Friday, March 13, 2015

Rural counties in the West have highest rates of deaths from exposure to cold, says CDC study

Deaths from exposure to cold are more likely to happen in rural counties in the West than in any other area of the U.S., says a study by the Centers for Disease Control published in the British Medical Journal, Laura Geggel reports for Live Science. The study counted all counties west of the Rocky Mountains as part of the West.

The study found that from 2010 to 2013, about 5,800 people died from exposure to cold, Geggel writes. In rural western counties that equals 20.5 deaths for every 1 million people, compared to 4.5 to 7.8 deaths for every 1 million people in other non-metro areas. In metro areas the rates were 2.9 to 5 deaths for every 1 million people.
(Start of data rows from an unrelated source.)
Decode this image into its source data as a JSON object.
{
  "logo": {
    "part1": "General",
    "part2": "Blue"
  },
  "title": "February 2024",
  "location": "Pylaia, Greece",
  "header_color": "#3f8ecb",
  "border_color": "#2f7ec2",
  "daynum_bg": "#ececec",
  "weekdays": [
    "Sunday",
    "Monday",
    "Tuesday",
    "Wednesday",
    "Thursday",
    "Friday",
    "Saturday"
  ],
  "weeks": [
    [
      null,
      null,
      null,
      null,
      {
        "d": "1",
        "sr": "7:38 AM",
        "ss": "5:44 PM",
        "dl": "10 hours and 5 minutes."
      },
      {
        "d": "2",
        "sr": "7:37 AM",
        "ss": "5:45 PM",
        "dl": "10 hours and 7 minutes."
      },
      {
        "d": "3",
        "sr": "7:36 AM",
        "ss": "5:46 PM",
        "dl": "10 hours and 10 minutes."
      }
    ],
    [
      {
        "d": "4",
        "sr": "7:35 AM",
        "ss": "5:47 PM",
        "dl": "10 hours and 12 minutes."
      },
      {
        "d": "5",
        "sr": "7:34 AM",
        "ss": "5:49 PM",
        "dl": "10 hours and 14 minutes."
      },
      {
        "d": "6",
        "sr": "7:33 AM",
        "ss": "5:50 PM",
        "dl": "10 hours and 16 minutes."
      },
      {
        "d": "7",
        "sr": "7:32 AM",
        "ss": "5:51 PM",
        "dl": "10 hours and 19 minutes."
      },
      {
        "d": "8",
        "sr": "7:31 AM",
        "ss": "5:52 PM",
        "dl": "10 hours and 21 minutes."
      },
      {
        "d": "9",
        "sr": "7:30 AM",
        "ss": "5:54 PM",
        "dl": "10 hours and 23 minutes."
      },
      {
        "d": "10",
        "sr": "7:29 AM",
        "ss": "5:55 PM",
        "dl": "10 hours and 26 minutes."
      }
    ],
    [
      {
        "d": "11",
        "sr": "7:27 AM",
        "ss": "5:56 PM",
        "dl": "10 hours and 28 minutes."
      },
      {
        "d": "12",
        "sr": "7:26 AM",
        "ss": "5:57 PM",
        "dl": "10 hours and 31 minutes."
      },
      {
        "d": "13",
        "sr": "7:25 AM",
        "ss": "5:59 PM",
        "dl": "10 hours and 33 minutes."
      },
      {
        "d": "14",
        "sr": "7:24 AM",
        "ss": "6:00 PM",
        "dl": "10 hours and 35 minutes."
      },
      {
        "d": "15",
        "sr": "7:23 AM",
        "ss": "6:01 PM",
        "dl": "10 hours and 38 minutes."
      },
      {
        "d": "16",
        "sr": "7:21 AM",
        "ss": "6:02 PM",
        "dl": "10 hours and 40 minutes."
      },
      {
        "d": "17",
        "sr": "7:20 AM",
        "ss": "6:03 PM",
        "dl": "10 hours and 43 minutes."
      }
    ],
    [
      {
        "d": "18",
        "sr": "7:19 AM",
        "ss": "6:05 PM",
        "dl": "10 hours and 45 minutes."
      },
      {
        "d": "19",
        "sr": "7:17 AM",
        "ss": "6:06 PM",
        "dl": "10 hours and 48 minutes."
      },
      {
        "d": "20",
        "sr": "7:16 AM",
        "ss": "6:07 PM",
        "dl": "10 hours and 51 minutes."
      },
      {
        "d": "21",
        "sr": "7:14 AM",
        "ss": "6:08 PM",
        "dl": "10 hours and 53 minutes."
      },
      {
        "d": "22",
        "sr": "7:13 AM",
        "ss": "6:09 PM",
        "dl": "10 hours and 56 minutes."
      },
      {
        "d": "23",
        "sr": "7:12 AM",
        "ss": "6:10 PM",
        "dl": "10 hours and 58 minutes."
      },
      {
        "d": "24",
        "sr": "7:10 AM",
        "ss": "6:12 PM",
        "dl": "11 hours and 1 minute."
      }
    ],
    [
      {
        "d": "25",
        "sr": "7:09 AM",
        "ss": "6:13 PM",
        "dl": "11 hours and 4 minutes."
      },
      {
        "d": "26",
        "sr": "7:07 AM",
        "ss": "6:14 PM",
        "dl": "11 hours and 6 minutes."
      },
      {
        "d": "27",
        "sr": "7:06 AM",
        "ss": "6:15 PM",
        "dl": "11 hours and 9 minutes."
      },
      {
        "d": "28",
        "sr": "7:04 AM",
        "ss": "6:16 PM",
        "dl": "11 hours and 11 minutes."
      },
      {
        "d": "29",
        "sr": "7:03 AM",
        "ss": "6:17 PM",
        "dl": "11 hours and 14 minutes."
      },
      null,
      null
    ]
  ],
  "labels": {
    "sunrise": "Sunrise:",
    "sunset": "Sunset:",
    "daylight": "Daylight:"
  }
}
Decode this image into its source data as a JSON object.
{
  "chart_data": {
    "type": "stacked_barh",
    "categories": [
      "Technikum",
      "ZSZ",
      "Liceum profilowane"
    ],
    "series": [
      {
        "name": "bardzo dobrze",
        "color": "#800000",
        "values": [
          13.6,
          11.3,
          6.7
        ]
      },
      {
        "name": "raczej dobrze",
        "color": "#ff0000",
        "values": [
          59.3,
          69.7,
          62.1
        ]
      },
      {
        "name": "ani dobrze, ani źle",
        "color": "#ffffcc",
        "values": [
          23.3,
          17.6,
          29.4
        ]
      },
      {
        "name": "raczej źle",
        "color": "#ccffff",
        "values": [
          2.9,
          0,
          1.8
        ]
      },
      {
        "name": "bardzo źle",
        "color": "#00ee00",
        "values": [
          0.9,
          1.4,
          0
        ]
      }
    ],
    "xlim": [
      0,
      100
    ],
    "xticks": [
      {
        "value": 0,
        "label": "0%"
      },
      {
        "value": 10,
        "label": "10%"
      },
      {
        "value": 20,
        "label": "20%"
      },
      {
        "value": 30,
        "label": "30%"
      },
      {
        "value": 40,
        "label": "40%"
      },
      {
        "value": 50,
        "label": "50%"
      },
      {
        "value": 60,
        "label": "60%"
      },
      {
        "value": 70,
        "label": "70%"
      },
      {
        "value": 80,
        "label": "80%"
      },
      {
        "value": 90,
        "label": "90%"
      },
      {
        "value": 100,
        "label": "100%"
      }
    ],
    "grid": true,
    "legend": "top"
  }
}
While the study didn't offer a reason for the higher rate in the West, a 2014 CDC report suggested "that people have an increased risk of dying from the cold if they live in places with rapid temperature shifts, large shifts in nighttime temperatures or high elevation," Geggel writes. The 2014 study also found that weather-related deaths "are two to seven times higher in low-income counties than in high-income counties, the 2014 study found. Many of the rural counties in the American West have high rates of poverty."

Those most at risk to suffer weather-related deaths are "elderly, infants, men, African Americans and people with pre-existing chronic medical conditions, such as cardiovascular and respiratory illnesses," Geggel writes.